The Danger Zone (Data Leakage & Splitting)

Don’t Cheat: Proper Splitting and Avoiding Data Leakage

We have now arrived at the most dangerous phase of the data preparation pipeline.

You have collected, labelled, cleaned, and engineered your data. It looks perfect. You train your model, and it achieves 99% accuracy. You pop the champagne.

Then, you deploy it to the real world, and it fails miserably.

Why? Because you unknowingly cheated. You fell victim to Data Leakage.

The first rule of machine learning is that you never judge a model on the data it studied. That is like giving a student the exam questions properly before the test.

To prevent this, we split our data into three distinct sets:

  1. Training Set (The Textbook): The model sees this data and learns from it. This is usually 70–80% of your data.

  2. Validation Set (The Mock Exam): Used during training to tune settings (hyperparameters). The model doesn’t learn directly from this, but we use it to guide our decisions.

  3. Test Set (The Final Exam): This data is locked away in a vault. The model never sees it until the very end. It is the only true measure of how your model will perform in the real world.

Understanding Data Leakage

Data Leakage occurs when information from outside the training dataset is used to create the model. It essentially means your model has access to the future.

Example 1: The “Future” Feature

Imagine you are predicting whether a customer will cancel their subscription (churn). Your dataset includes a column called “Cancellation Date.”

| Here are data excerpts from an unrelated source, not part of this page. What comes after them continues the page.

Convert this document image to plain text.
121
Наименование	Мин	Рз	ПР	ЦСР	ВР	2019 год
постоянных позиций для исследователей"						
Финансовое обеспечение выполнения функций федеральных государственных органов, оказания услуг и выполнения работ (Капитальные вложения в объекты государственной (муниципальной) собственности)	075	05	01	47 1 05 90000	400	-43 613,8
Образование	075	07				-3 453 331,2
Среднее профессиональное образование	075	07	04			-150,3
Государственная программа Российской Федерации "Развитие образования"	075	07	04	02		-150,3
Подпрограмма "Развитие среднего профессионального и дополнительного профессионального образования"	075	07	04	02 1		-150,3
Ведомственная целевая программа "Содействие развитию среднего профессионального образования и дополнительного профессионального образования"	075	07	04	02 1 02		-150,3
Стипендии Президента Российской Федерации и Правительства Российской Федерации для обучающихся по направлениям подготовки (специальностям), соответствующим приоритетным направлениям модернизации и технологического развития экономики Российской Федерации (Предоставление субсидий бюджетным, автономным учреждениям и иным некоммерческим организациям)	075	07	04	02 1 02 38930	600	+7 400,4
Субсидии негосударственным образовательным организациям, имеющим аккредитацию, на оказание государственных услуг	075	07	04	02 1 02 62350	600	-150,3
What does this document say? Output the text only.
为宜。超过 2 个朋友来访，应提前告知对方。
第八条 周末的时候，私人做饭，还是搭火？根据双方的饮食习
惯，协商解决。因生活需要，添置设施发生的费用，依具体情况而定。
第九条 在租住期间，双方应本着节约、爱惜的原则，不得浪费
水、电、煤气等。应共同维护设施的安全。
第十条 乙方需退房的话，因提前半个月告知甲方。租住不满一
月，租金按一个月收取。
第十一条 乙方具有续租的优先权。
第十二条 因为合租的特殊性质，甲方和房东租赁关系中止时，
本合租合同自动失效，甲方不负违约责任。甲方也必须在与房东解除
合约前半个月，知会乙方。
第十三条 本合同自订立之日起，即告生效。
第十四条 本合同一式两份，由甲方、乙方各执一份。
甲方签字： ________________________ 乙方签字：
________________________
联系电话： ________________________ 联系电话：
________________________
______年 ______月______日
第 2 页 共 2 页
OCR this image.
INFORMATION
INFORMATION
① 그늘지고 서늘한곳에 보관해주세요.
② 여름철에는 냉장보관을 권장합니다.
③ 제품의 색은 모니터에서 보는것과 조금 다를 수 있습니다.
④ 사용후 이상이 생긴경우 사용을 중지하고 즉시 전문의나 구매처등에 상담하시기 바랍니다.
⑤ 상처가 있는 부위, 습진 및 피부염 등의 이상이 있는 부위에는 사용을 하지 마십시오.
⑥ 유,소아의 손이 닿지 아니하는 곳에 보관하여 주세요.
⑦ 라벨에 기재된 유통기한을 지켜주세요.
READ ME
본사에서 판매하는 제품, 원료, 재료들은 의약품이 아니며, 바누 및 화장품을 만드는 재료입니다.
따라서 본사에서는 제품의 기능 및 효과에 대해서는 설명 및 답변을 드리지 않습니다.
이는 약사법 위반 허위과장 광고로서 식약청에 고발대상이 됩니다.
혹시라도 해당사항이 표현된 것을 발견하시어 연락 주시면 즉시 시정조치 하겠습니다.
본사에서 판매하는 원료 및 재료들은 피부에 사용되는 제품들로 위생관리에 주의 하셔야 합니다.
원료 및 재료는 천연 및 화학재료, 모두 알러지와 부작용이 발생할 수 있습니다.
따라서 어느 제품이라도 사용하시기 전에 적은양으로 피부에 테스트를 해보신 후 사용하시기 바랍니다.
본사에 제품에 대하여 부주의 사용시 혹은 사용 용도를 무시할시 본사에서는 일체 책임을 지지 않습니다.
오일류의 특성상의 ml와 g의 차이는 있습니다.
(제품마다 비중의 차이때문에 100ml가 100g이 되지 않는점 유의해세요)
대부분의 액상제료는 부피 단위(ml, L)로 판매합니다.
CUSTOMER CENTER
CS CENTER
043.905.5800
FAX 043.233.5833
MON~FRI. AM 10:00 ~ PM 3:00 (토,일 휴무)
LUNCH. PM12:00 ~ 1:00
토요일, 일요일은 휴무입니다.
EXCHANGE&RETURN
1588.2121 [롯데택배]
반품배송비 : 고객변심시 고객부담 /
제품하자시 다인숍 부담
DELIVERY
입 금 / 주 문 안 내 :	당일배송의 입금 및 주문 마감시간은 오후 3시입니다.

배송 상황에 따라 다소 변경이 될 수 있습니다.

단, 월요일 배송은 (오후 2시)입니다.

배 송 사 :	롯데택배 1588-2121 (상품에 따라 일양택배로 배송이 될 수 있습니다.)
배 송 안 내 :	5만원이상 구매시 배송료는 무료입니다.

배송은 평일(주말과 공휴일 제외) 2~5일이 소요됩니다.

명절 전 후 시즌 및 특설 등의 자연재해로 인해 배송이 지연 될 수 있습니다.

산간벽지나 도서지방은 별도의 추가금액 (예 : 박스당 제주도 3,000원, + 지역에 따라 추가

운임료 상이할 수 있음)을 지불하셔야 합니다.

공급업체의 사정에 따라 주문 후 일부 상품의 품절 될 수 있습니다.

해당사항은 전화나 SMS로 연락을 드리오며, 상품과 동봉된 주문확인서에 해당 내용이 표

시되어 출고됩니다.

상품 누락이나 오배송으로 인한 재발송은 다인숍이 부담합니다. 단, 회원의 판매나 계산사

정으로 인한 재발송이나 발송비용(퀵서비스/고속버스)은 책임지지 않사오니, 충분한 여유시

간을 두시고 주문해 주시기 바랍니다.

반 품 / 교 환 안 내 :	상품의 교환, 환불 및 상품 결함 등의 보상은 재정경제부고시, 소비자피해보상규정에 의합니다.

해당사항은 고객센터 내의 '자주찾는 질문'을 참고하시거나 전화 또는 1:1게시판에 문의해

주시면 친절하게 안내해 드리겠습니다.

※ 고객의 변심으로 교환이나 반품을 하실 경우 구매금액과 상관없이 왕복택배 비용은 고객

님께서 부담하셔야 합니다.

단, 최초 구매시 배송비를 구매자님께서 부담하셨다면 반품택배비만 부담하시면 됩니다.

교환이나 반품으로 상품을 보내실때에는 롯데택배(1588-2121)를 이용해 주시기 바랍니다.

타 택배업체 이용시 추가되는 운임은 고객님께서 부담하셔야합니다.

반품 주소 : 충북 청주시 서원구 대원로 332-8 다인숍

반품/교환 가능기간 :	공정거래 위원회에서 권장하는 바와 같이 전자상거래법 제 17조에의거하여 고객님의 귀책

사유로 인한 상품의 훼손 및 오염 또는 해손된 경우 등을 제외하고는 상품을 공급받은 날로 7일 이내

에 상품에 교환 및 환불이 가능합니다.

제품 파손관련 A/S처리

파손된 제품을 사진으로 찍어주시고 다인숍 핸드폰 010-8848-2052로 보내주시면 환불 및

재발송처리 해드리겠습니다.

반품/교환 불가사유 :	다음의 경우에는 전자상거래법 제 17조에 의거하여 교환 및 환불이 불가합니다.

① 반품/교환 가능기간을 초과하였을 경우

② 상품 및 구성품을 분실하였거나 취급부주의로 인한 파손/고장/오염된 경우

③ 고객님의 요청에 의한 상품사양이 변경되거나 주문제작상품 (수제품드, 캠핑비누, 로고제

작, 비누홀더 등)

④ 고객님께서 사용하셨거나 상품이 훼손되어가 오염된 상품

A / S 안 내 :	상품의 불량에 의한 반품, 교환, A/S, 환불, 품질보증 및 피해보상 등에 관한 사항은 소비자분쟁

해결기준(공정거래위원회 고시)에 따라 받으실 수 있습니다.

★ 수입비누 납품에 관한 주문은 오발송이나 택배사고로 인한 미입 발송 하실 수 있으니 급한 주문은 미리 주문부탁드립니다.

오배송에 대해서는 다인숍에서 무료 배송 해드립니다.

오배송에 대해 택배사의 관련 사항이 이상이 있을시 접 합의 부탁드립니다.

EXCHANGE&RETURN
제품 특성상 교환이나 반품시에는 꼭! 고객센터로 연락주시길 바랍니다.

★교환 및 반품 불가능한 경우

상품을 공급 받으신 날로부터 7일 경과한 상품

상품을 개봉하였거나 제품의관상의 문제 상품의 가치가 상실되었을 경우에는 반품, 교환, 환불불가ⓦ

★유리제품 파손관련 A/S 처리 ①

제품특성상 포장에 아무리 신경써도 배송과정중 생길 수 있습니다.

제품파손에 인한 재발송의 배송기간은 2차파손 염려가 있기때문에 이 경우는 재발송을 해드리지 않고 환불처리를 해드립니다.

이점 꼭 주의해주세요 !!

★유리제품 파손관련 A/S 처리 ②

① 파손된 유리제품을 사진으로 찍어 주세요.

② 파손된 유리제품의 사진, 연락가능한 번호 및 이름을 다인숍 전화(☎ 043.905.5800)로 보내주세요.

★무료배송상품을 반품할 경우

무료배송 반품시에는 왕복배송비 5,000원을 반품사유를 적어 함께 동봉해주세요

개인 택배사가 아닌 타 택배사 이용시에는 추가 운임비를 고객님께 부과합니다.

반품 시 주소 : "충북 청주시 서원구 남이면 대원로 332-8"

If you leave this column in your training data, the model will instantly learn: “If there is a date here, the customer churned.” It gets 100% accuracy. But in the real world, active customers do not have a cancellation date yet. The model is useless because it relied on information it won’t have at the moment of prediction.

Example 2: Improper Splitting in Time Series

If you are predicting stock prices, you cannot simply shuffle the data randomly.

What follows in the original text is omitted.